Und vielleicht könnte darin auch für uns Erwachsene ein Reiz liegen. Es macht Spaß zu sehen, wie die Erwachsenenwelt – und auch dieser Text ist ein Teil davon – gar nicht anders kann, als dieses Phänomen unbedingt „einfangen“ und „definieren“ zu müssen. Dass der Bibelvers 6,7 bei Matthäus Folgendes sagt, macht das Ganze noch absurder, also noch lustiger: „Wenn ihr betet, sollt ihr nicht plappern wie die Heiden, die meinen, sie werden nur erhört, wenn sie viele Worte machen.“ Wir sagen, dass die Kinder unter „Brainrot“ leiden, aber wir fragen uns nicht, wo sie diesen Brainrot gesehen und gelernt haben und werden wütend, wenn der Spiegel, den sie uns vorhalten, allzu deutlich zeigt, dass wir in einer Welt des „Brainrots“ leben, nur nehmen wir diese Welt leider ernst.
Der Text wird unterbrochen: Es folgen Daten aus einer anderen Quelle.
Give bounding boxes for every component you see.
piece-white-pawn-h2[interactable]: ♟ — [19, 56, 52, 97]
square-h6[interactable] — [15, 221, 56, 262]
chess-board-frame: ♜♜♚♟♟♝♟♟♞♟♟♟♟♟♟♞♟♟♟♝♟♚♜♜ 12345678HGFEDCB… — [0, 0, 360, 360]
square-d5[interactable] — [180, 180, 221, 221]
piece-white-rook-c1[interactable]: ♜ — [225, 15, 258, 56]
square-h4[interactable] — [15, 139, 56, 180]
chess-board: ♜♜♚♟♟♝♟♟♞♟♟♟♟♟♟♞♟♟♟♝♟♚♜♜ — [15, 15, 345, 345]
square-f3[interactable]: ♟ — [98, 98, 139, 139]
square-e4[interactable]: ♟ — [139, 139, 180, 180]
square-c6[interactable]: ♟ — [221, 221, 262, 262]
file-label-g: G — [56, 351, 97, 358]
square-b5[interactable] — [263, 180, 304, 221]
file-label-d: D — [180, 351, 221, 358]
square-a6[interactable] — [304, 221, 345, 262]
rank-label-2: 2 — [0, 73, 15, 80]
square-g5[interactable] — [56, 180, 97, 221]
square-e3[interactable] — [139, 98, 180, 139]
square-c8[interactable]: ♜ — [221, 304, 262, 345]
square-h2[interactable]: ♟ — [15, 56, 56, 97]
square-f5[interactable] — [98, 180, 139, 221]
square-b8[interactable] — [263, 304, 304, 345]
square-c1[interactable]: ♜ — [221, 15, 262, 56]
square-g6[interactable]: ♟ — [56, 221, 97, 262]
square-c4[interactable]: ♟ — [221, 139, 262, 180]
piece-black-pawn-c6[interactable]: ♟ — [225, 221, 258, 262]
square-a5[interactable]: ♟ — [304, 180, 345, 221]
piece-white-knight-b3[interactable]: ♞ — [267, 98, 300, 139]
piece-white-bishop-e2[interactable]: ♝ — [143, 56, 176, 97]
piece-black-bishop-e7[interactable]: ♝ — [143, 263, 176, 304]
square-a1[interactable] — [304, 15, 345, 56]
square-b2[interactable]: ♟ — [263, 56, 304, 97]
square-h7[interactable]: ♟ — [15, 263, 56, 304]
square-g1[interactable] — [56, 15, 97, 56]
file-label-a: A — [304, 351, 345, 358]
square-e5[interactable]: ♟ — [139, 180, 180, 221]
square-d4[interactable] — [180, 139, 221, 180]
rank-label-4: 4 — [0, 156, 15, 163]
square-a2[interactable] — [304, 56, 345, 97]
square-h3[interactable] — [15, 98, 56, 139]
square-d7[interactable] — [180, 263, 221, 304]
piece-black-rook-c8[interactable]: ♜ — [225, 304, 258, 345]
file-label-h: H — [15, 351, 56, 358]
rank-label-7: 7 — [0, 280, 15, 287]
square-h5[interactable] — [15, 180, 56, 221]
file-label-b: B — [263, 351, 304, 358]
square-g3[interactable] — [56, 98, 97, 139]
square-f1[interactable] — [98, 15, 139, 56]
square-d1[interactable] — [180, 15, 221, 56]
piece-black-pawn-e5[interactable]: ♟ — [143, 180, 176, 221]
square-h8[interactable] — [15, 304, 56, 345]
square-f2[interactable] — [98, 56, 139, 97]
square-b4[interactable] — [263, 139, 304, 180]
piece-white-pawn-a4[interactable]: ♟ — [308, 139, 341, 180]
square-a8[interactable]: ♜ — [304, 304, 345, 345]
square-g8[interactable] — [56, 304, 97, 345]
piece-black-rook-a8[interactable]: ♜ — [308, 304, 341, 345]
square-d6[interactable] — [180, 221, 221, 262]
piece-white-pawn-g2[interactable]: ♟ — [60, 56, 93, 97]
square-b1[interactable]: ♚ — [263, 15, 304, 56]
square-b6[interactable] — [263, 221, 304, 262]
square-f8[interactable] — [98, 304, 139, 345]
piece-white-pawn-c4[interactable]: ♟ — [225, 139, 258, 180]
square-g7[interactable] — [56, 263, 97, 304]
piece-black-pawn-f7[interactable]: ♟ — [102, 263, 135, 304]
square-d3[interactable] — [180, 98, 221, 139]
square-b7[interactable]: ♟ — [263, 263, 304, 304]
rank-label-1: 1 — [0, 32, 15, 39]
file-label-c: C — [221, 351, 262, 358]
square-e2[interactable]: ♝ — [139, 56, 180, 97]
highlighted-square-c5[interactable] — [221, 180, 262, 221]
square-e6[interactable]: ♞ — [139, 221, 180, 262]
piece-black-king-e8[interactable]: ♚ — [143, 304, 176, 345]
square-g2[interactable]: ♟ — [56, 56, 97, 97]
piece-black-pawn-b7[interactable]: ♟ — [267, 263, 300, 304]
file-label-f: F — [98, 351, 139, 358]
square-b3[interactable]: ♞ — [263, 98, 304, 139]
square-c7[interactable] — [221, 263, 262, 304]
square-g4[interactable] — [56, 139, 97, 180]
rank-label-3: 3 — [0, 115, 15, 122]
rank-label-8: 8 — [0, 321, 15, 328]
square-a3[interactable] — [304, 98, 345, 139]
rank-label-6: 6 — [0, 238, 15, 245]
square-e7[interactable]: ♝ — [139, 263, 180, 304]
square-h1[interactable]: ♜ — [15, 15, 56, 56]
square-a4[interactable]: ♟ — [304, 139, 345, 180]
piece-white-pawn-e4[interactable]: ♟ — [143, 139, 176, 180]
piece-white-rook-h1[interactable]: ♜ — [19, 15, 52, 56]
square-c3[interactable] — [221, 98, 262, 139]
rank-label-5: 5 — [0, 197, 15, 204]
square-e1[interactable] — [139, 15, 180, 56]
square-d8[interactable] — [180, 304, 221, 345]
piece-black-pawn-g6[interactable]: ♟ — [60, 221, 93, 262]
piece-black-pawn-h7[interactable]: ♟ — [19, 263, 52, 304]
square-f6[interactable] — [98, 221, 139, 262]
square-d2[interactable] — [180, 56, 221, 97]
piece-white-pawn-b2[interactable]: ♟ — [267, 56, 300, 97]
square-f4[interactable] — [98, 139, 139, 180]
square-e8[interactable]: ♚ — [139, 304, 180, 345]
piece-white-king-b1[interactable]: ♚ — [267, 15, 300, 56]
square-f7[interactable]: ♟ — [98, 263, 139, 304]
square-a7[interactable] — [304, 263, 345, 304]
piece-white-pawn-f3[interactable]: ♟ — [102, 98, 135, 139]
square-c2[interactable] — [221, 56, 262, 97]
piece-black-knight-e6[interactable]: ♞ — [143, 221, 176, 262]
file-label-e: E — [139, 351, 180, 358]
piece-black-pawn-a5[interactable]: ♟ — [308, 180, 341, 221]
Vielleicht führt uns Gen Alpha gerade vor, wie wir endlos und am Ende bedeutungslos plappern. Der eigentliche Spaß liegt in der Erleichterung, sich die Bedeutungslosigkeit einfach mal, wenn auch nur kurz, einzugestehen. Und darin, zu sehen, wie sich unbekümmerte Kinder über ernste Erwachsene lustig machen. In einer Welt, die alles verfügbar, messbar und optimierbar machen will, ist „Six Seven“ das genaue Gegenteil: Es bleibt, um einen Begriff von Hartmut Rosa zu verwenden, radikal „unverfügbar“. Und genau das ist in unserer zwanghaft eindeutigen Welt das Erfrischende.